Ninguém sai do armário sob uma chuva de purpurina; as pessoas saem “chutadas”, mas esse chute é o sujeito que dá em si mesmo, premido pela angústia de viver uma vida dupla. Na questão da identidade de gênero a questão é ainda muito mais grave, pois não se trata apenas da orientação sexual (que pode ser absolutamente privada) mas tem a ver com a persona pública desse indivíduo, e a pressão social sobre ele será muito mais forte, cruel e até mordaz.
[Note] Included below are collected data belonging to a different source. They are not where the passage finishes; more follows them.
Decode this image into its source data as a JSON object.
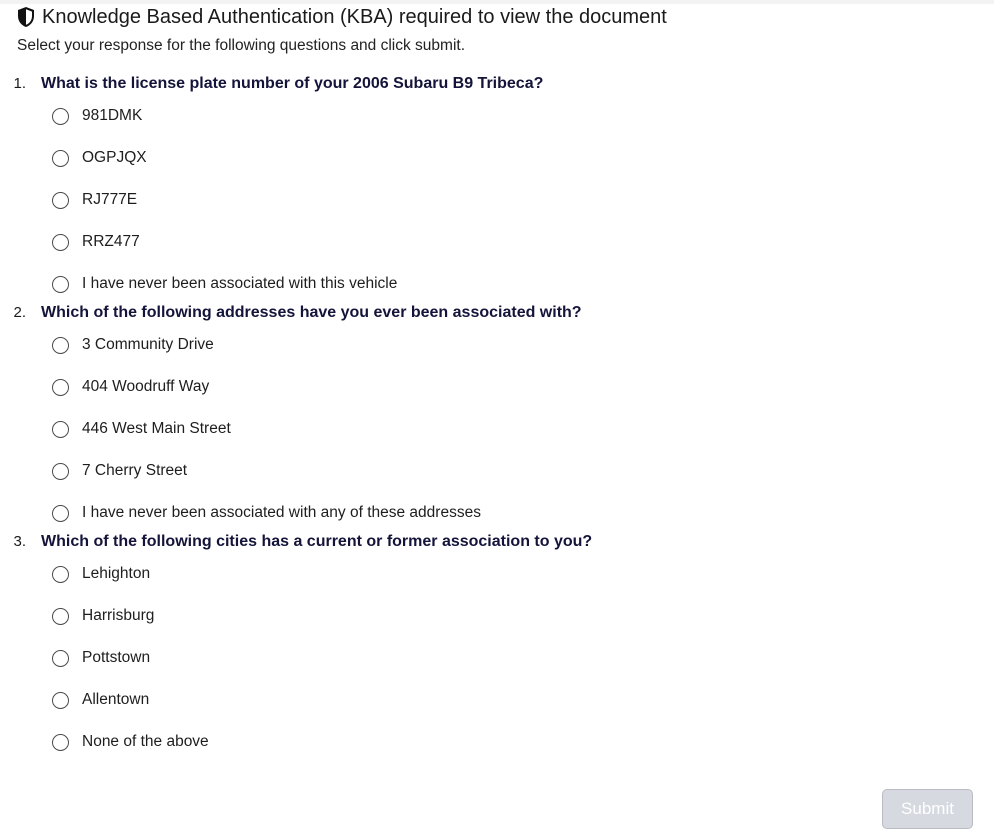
{
  "header": {
    "title": "Knowledge Based Authentication (KBA) required to view the document",
    "instructions": "Select your response for the following questions and click submit."
  },
  "questions": [
    {
      "number": "1.",
      "text": "What is the license plate number of your 2006 Subaru B9 Tribeca?",
      "options": [
        "981DMK",
        "OGPJQX",
        "RJ777E",
        "RRZ477",
        "I have never been associated with this vehicle"
      ]
    },
    {
      "number": "2.",
      "text": "Which of the following addresses have you ever been associated with?",
      "options": [
        "3 Community Drive",
        "404 Woodruff Way",
        "446 West Main Street",
        "7 Cherry Street",
        "I have never been associated with any of these addresses"
      ]
    },
    {
      "number": "3.",
      "text": "Which of the following cities has a current or former association to you?",
      "options": [
        "Lehighton",
        "Harrisburg",
        "Pottstown",
        "Allentown",
        "None of the above"
      ]
    }
  ],
  "submit": {
    "label": "Submit",
    "state": "disabled"
  },
  "icons": {
    "header": "shield-icon"
  },
  "colors": {
    "question_text": "#14143a",
    "submit_bg": "#d6d9e0",
    "submit_text": "#ffffff"
  }
}
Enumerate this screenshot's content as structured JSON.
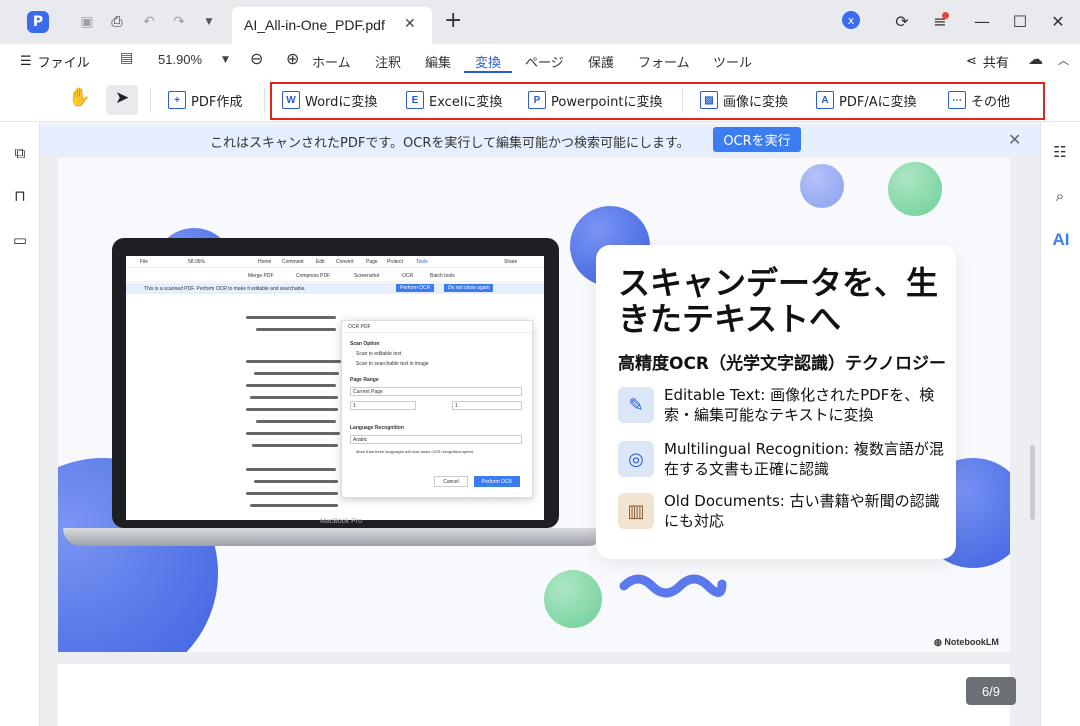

É óbvio que a cor da pele e a pobreza colocam elementos de agravamento sobre este cenário, mas acredito ser profundamente injusto com o sofrimento das pessoas brancas e de classe média dizer que sua passagem foi “fácil” ou “tranquila”. Não é, e basta conversar 15 minutos com alguém que passou por este processo para ver o quanto ele pode ser doloroso e desafiante.

Se a visibilidade trans pode nos oferecer alguma lição que seja esta: não participe de competições sobre quem é a maior vítima, separando o transexual branco, do preto, do classe média, do milionário e do pobre. Todos enfrentarão uma sociedade preconceituosa e cruel. Nenhum deles estará livre disso, mesmo que alguns tenham preconceitos que se somam e se intensificam. Todavia, o acolhimento deverá ser para todos, inobstante o grau objetivo de sofrimento que nós, erradamente, arbitramos.